Michael Cheval Finds the Absurd in Surrealism
Donning a bowler hat, artist Michael Cheval bears a resemblance to artist René Magritte. The similarity is no coincidence, as Cheval’s art is heavily inspired by the late Surrealist.
But, despite its mind-bending imagery, Cheval’s artwork does not try to replicate Magritte’s unique perspective. Instead, he uses Surrealism to create something new.
“With Surrealism, you don’t have to have text, you can illustrate your philosophy,” Cheval says.
Cheval is a Russian-born artist who has become internationally renowned for his trademark “Absurdist” paintings featuring dreamlike imagery and powerful, highly-detailed compositions.
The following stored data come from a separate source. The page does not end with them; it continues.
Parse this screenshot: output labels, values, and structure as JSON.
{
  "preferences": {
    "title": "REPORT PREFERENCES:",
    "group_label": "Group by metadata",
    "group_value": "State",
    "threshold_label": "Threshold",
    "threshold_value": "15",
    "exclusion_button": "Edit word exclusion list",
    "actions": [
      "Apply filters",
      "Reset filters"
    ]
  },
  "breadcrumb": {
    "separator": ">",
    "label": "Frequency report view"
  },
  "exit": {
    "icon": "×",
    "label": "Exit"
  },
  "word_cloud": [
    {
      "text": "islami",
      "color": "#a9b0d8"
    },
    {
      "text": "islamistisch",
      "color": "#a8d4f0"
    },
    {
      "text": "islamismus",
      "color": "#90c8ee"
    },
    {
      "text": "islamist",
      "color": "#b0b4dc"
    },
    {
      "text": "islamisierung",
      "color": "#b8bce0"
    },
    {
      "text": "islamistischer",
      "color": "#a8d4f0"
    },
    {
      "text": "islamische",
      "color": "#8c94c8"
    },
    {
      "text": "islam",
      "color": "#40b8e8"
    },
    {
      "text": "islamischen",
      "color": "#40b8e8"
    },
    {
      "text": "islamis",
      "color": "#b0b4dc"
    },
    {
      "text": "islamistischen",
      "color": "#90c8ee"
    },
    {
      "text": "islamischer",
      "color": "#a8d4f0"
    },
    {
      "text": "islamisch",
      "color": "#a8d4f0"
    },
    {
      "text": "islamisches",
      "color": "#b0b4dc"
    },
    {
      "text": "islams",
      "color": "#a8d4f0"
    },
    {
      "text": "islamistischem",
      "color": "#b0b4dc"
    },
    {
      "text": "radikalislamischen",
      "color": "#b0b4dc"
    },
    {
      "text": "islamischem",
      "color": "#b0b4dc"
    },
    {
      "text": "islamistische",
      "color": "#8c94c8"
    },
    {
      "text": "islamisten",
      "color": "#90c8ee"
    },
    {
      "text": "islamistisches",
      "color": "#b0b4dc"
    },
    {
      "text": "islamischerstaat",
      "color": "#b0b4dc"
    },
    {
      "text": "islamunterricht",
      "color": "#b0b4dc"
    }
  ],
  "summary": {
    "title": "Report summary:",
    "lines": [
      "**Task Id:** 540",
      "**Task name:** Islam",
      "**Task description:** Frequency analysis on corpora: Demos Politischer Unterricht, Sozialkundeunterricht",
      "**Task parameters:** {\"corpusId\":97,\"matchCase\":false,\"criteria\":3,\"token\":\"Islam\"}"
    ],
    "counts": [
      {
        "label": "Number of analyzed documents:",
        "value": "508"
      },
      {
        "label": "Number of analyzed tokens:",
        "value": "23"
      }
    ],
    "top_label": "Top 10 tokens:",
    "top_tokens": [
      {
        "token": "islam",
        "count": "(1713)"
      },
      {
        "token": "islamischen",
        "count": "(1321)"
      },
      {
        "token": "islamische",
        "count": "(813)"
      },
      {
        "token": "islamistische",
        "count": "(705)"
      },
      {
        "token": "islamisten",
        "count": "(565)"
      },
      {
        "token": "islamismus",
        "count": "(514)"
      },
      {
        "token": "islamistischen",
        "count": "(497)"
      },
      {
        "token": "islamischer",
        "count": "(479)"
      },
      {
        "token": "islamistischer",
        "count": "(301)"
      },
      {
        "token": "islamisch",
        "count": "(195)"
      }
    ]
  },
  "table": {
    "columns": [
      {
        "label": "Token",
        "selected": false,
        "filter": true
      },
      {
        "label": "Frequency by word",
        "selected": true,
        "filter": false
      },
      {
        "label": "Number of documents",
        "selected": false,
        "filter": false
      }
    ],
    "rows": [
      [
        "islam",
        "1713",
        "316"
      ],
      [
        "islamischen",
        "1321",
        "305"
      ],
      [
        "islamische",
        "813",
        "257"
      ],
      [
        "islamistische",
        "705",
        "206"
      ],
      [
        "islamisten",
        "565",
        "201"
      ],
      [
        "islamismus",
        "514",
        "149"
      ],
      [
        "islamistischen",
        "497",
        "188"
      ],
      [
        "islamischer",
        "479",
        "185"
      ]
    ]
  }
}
In the newest video from Park West Gallery, Cheval discusses how his upbringing influenced his decision to become a professional artist.
“To me, [art] was the chance to escape the world,” Cheval says.
Along with Magritte, Cheval draws inspiration from famed Surrealist Salvador Dalí and literary greats like Lewis Carroll, author of “Alice’s Adventures in Wonderland.”
Cheval describes his art as a window into another reality, and regularly encourages viewers to come up with their own interpretations of his art.
Cheval held his first solo exhibition in 1990 at the Turkmenistan National Museum of Fine Art while studying at the Ashgabat School of Fine Arts. He moved to Moscow in 1994 to work as an artist and illustrator for publishing houses, and in 1997 immigrated to the United States.
Since then, the artist has received numerous awards and has published two books featuring his Absurdist artwork.